Question to Ask the Workplace Doctors about design of a change-room:
I am working on a new change-room layout for our factory. I wish to know if there is any scientific evidence to suggest that lighting and aromatherapy (that will only be present on the change-room -not in the production areas) can lead to increased productivity in the workplace.
Signed, In For A Change
Dear In For A Change:
Obviously you are privileged to help design areas within your factory. That’s exciting and challenging because you must cope with so many ideas and, more importantly, with individuals of influence, who now or after a space is in use, voice their opinions. So I trust you can both initiate and incorporate planning that is creative and welcomed.With respect to your specific question:
Is there scientific evidence? Probably not. Vendors would like us to believe there is; that full spectrum lighting and plant-oils are good for our health and that good health is correlated with productivity. I’m all for natural lighting and air that is aromatic in the workplace, even if in only a changing room. My bet is that the physical-psychological effect is most positive when those involved have a say in choice those conditions, despite researchers who dispute the Hawthorne effect. Our site is focused on workplace communication and makes no claims in this area, and we welcome findings that you probably will unearth because of inquiry on this topic. My bias for ample stakeholder communication planning mean engaging managers and employees, and I’s sure mentioning that is not something new to you.
One source that you might have Googled is an article by Dr. Loretta Lanpier ND. CCN.HHP., Setting Up Your Office For “Health”. She states that “natural light increases productivity”, but I find no specific reference to supporting scientific research. Yet what she says makes sense to the topic of your question and to a related topic of air quality and might serve as background for decisions you will make. Therefore, Lampier’s words are next included in this response: Lighting: Studies suggest that natural light increases human productivity and reduces fatigue and stress. By simply replacing your antiquated fluorescent tubes with full-spectrum tubes, you can instantly enhance your environment and your well-being! Full spectrum lighting emits a natural, balanced spectrum of light that is the closest you can get to sunlight indoors. Based on years of study not only do they bring out true, vibrant colors but they can also ease eye fatigue, improve your mood, reduce cortisol (stress hormone) levels, slow aging of the retina and reduce glare.Aromatherapy: Aromatherapy is the practice of using volatile plant oils, including essential oils, for psychological and physical well-being. Not only does the aroma of the natural essential oil stimulate the brain to trigger a reaction, but the natural constituents (naturally occurring chemicals) of the essential oil are drawn into the lungs and can also supply physical benefit.Aromatherapy can help with a physical condition, can help with symptoms, can affect your mood, or help alleviate or temporarily eliminate stress or other psychological factors.
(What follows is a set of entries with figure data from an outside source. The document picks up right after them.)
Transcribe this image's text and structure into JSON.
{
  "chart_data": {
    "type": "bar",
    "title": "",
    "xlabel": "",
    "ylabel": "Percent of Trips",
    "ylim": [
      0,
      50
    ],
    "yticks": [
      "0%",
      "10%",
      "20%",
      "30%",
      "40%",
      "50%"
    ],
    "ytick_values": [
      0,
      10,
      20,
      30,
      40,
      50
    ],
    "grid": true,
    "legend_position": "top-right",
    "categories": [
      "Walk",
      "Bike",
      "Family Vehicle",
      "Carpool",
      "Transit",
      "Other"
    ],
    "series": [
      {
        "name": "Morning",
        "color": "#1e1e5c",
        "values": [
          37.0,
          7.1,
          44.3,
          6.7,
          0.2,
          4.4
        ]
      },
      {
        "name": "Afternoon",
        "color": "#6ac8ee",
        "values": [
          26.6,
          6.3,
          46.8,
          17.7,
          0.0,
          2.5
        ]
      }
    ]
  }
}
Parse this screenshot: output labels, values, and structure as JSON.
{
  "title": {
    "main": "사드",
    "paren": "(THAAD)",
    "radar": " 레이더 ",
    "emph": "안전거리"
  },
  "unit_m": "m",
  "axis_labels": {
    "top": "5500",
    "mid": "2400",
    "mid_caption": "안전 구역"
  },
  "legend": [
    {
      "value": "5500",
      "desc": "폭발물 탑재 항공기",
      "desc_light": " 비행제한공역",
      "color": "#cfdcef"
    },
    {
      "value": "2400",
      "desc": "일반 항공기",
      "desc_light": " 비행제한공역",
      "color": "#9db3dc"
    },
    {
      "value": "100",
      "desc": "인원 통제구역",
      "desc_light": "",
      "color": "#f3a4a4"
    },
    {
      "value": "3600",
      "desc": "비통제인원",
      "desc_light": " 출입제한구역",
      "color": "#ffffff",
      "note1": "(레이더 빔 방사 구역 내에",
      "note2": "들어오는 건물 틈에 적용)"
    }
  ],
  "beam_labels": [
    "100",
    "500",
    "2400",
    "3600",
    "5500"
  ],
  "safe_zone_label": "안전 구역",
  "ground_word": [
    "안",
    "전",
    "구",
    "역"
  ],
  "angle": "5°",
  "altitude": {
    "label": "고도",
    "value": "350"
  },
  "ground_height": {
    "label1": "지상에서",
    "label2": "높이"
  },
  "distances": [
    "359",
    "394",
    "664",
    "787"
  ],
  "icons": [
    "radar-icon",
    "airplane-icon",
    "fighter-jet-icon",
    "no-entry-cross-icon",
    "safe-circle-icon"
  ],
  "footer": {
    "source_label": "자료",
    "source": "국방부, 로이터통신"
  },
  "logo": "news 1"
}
Scenting your office with Lavender essential oil is said to reduce computer errors at least 25%. The following is a good blend to use in the office (must have an aromatherapy diffuser): 2 drops of lemon, orange or bergamot; 2 drops of grapefruit; 1 drop ylang ylang, rose or neroli. Multiply your blend by 4 to obtain a total of 20 drops of your chosen blend. Add your oils to a dark colored glass bottle and mix well by rolling the bottle in between your hands. Add the appropriate number of drops from your created blend to your diffuser by following the manufacturer’s instructions. There are also many “recipes” on the Internet to use during the cold and flu season when “office-air” can be extremely contagious.Air Quality: The EPA informs us that 6 out of 10 buildings are “sick” and that indoor air quality is the United States’ number one environmental health problem.
A recent study by the U.S. Dept. of Agriculture found that ionizing a room led to 52% less dust in the air, and 95% less bacteria in the air (since many of the pollutants found in the air reside on floating dust particles). The U.S.D.A. also performed another study to test the effectiveness of negative ionization at removing airborne Salmonella Enteritidis. The negative ions drastically reduced the airborne salmonella particles, prompting the following statement from the USDA. I recommend a negative ion air purifier for the office setting. These units are small enough to fit on a credenza or desk and are very modestly priced. http://www.mamashealth.com/doc/health.asp It’s good to hear from those who help shape our workplaces. I hope you will make time to inform us of what you learn and plan. Working together with hands, head, and heart takes and makes big WEGOS.